Though we have been in Nepal for only five days, there is already a kaleidoscope of images and sensations and impressions in my memory. Here are some:
Today being Shivaratri, a holiday celebrating the Hindu god of destruction, Shiva, people old and young all sported tika, red forehead markings, for the occasion. A white long-haired dog turned towards us and barked at us, the fur on its upper head stained red to match all the people we were passing.
We left our lodgings for the first time this trip to explore our wider surroundings on a scavenger hunt, and were charged to buy bangles. We bought red bangles, which were to be worn by married women, and green ones, which are worn during the festival of Tij. We also bought a red khada, a scarf worn in various ceremonies from births to funerals, to present to our Nepali teacher Deepa-ji, as a sign of respect.
A teenage boy at the stand we bought the bangles from wore red tika on his forehead, and a red off-brand OBEY cap backwards on his head.
Red powder was dabbed on various religious statuary we saw on the street—from stones carved with flowers or stars of David blending into the rest of the pavement to a four-sided statue depicting Buddha in four different significant positions—cosmic mudra, calling on the Earth as witness—a red fingerprint on each Buddha’s forehead.
On our first night, our instructors led a ceremony for us. We first gathered around a fire and took pinches of powdered incense. As we began our new journey into Nepal, we reflected on what we wished to leave behind, what no longer served us—distraction, clinging to impossible outcomes, fear for the future—and threw our incense into the fire as we were ready to let go. We then moved on to the second part of the ceremony, sitting in a circle around a bowl of water. We were each handed an orange flower, representing what we hoped to bring to the course and cultivate throughout it—compassion, presence, peace, curiosity–and placed it to float in the water.
Every day we eat various kinds of daal—lentils—and curried vegetables and chutneys, sometimes red, orange, or green in color but mostly yellow. We learned—or re-learned—how to eat with our hands, and now at each meal it’s practically the norm. We clean our hands carefully before each meal, then scoop up mouthfuls of bhaat (rice), curried peas and cauliflower, daal, and saag and push it into our mouths with our thumbs, afterwards remaining careful of contaminating other objects by touching them with our eating hand. It’s made me much more mindful of my food and how I eat, now that’s it’s unfamiliar again to me, and that I interact with the texture of my food much more intimately.
Yesterday we had a couple hours of free time, during which we all sat around on the grass–more brown than green, truly–writing letters to our future selves to be opened in three months, playing cards, messing around on the guitar, doing handstands, dancing, and just talking.

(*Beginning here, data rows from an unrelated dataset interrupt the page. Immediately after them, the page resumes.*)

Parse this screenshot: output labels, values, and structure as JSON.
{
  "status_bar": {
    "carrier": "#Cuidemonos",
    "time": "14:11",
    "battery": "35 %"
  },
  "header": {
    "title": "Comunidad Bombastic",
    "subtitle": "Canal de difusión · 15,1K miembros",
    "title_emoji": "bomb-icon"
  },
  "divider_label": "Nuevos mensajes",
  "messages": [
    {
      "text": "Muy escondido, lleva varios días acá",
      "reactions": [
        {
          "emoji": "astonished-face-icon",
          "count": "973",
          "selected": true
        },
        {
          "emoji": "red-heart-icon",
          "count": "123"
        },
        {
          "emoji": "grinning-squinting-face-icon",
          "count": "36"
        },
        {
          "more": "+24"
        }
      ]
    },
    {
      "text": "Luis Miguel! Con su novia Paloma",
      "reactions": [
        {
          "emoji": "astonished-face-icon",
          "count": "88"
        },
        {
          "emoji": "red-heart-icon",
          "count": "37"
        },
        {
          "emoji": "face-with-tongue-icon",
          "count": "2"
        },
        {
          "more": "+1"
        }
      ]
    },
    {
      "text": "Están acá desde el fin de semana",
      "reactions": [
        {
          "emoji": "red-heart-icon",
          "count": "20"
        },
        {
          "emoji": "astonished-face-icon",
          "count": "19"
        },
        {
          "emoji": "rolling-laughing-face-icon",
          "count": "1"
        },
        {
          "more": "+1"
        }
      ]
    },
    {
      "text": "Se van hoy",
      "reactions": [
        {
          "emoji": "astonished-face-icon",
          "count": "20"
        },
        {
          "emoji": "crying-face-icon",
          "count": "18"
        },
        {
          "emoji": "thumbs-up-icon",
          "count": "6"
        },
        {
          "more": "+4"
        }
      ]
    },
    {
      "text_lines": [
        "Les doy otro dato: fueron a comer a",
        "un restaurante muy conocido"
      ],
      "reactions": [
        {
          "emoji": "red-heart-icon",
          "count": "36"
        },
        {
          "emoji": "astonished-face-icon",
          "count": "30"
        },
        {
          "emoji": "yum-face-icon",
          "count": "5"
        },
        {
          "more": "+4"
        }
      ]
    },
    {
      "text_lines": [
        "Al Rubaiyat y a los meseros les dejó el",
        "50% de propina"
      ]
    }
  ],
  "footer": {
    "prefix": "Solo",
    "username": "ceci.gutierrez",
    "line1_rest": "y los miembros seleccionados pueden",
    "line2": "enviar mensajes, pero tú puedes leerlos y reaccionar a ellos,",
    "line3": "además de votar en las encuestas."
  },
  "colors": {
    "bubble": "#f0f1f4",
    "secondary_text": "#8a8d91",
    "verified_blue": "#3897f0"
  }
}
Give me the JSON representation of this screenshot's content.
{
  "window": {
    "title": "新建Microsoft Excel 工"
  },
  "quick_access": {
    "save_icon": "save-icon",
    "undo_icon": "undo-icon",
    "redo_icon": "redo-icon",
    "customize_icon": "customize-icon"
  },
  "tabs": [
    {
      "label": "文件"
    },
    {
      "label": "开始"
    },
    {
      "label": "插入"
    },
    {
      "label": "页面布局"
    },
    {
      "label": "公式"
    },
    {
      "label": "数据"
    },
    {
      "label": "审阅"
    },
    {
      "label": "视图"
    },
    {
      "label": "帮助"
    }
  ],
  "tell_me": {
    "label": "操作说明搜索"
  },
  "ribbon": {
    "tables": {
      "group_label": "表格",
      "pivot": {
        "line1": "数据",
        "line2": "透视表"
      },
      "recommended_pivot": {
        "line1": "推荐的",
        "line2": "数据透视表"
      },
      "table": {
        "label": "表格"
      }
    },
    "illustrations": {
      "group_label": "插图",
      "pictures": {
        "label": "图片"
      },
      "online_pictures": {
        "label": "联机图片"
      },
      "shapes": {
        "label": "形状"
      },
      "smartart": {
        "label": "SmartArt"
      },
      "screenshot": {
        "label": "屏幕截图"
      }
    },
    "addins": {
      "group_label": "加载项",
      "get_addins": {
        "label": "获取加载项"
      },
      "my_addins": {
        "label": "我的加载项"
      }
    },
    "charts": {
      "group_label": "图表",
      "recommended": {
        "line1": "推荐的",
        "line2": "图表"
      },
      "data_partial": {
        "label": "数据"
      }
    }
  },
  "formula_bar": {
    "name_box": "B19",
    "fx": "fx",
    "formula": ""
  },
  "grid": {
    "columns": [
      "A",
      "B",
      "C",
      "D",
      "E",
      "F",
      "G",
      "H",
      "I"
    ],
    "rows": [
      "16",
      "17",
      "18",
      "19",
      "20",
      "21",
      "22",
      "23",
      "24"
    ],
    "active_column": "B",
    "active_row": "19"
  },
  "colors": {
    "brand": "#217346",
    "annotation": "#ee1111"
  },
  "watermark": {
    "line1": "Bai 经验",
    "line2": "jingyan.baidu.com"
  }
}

I felt as aimless and bored as a child, left to make one’s own fun, a rare feeling lately and thus a precious one–the only aim to enjoy our time with each other.
There’s a beautiful view of the mountains from our hotel, which changes daily depending on the smog levels in the valley and the weather. There’s always a haze hiding most of the mountains, but some parts of the days we can see the snowy peaks emerge above it. This morning was especially beautiful—it had rained the night before, and a combination of fresh snow on the mountains making them appear in greater definition and the rain having washed the particulate matter out of the air made the view breathtaking. Layers of blue and white receding in the distance, and the fresh smell of after-rain damp in the cold morning air.
The color of the dudhchiyaa (black tea with milk) we drink every day before each meal.
Each night in the dining room under a huge bronze-covered dome there’s a fire that we all gather around for warmth. Right now behind me my peers are all sitting around the dying embers, laughing, talking, taking turns picking at Choochy’s ukelele.